To put it simply, a credit score of 680+ is required to qualify for the best mortgage rates in Canada in 2021. But trust us, there’s a lot more to know about credit scores and how they affect your mortgage rates and options. Nearly half of all Canadians (47%) don’t even know where to check their credit scores! Whether you’re getting your updated credit score sent to you every month, or you’re not even sure what your score is, there’s a lot to learn about what they are and how they’ll affect your mortgage experience.

Why Does The Score Matter?

Your credit score is a fast pass to great mortgage rates and excellent terms. It’s essentially proof that you can be trusted to make payments if you’re given a loan of any kind. A high credit score means you’ll unlock access to the best mortgage rates on the market and have more flexibility when it comes to the terms and conditions associated with a mortgage. It also means you could save upward of six figures worth of interest over the course of your lifetime!

Since credit scores have become an integral part of our financial lives, it’s more important than ever to keep track of yours and understand how your actions affect the numbers.

How Do I Know If My Score Is Good?

In Canada, your credit score ranges from 300 – 900, with 900 being a perfect score. If you have a score between 780 – 900, that’s excellent. If your score is between 700 – 780, that’s considered a strong score and you shouldn’t have too much trouble getting approved with a great rate. When you start hitting 625 and below, your score is getting low and you’ll start finding it more and more difficult to qualify for the best mortgage rates.

What If I Have Bad Credit?

There are a few different things you can do if you’re worried about your bad credit/low credit score:

Choose Your Mortgage Lender Wisely
If your score falls below 600, you’re going to have a very difficult time getting approved through Canada’s major banks. So instead, you’ll more than likely want to work with an alternative lender. These lenders are definitely more lenient, but you’ll likely have to make a higher down payment (think 20 – 35%) and deal with higher interest rates, so approach with caution.

Make A Larger Down Payment
If you need another way to demonstrate your financial stability to lenders, consider making a larger down payment of 20% or more to show that you have a sizeable income and budgeting prowess.

Look Into A Co-Signer Or Joint Mortgage
If the first two options aren’t feasible, consider seeking out a co-signer. Essentially this person promises to make your mortgage payments if you can’t. Having a co-signer makes it easier to apply for mortgages from traditional lenders since they’ll be factoring in the co-signer’s credit and income.

Work On Improving Your Current Credit Score
What’s important to remember is that credit scores are always changing, so don’t get too upset if you find yours is currently low. There are lots of ways for you to improve it on your own. Get serious about paying bills on time, stick to a max usage of 30% of your credit limit and resist the urge to apply for store credit cards. Committing to these consistent changes in your behaviour will increase your credit score in a few months.

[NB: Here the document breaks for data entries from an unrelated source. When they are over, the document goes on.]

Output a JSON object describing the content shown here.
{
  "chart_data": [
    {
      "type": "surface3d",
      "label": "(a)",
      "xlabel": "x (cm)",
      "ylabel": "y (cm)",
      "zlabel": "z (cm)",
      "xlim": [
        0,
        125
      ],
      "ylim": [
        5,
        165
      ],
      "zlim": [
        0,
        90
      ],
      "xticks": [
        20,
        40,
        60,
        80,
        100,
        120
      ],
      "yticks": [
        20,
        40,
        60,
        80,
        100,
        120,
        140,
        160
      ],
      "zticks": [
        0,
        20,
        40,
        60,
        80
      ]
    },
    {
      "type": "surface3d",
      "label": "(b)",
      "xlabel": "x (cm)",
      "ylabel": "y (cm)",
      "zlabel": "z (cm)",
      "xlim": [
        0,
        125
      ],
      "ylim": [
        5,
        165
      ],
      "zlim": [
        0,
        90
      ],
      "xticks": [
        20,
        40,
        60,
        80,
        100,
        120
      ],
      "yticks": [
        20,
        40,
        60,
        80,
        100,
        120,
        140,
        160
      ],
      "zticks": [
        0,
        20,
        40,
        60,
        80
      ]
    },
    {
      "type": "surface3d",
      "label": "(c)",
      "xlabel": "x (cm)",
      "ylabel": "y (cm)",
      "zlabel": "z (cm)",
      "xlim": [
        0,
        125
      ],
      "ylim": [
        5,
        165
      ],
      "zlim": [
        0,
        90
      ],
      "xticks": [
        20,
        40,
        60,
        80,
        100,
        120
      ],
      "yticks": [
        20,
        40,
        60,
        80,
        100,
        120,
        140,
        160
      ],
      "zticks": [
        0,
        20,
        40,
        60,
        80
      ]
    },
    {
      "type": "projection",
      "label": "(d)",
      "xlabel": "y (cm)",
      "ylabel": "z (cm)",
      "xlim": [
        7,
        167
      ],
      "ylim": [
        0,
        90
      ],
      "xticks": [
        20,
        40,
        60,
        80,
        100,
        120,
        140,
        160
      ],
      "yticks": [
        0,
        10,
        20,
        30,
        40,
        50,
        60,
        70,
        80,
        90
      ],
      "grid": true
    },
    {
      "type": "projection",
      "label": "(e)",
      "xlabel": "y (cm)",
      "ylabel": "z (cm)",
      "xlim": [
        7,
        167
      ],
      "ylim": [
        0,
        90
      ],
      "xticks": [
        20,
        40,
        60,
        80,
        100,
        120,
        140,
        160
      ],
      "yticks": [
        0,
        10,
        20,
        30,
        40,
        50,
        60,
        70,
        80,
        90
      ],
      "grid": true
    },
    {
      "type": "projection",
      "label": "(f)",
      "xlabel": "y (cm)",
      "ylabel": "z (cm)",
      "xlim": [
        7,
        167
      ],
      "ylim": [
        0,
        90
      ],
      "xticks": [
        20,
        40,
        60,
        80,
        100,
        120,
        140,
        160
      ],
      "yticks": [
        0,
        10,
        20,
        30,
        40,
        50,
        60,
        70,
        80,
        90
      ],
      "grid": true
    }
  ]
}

My Credit Score Is Under Control, Now What?
While your credit score is definitely the main factor lenders will take into consideration when you apply for a mortgage, it’s not the only one. Other factors could include:

  • Your income
  • Your employment (salaried vs. hourly wage vs. self-employed)
  • Your payment history
  • Your financial history
  • How much you want to borrow
  • The property itself

Mortgage lenders are essentially looking at the monthly living costs of your potential new home and your current sources of debt. Can you make the necessary payments regularly or will your debt hold you back? It’s important to note that you don’t have to be perfect, but if you’re strong in the areas that matter most to lenders, it can help make the mortgage approval process much smoother.

Credit scores have a huge impact on what mortgage rates you qualify for and your overall approval process. If you haven’t already, you need to learn more about your personal credit score. If you have the luxury to hold off on buying a home in the short term, take some time to work on repairing and improving your credit score before you start seeking out preapprovals so you can feel confident that you’re getting the best rates possible.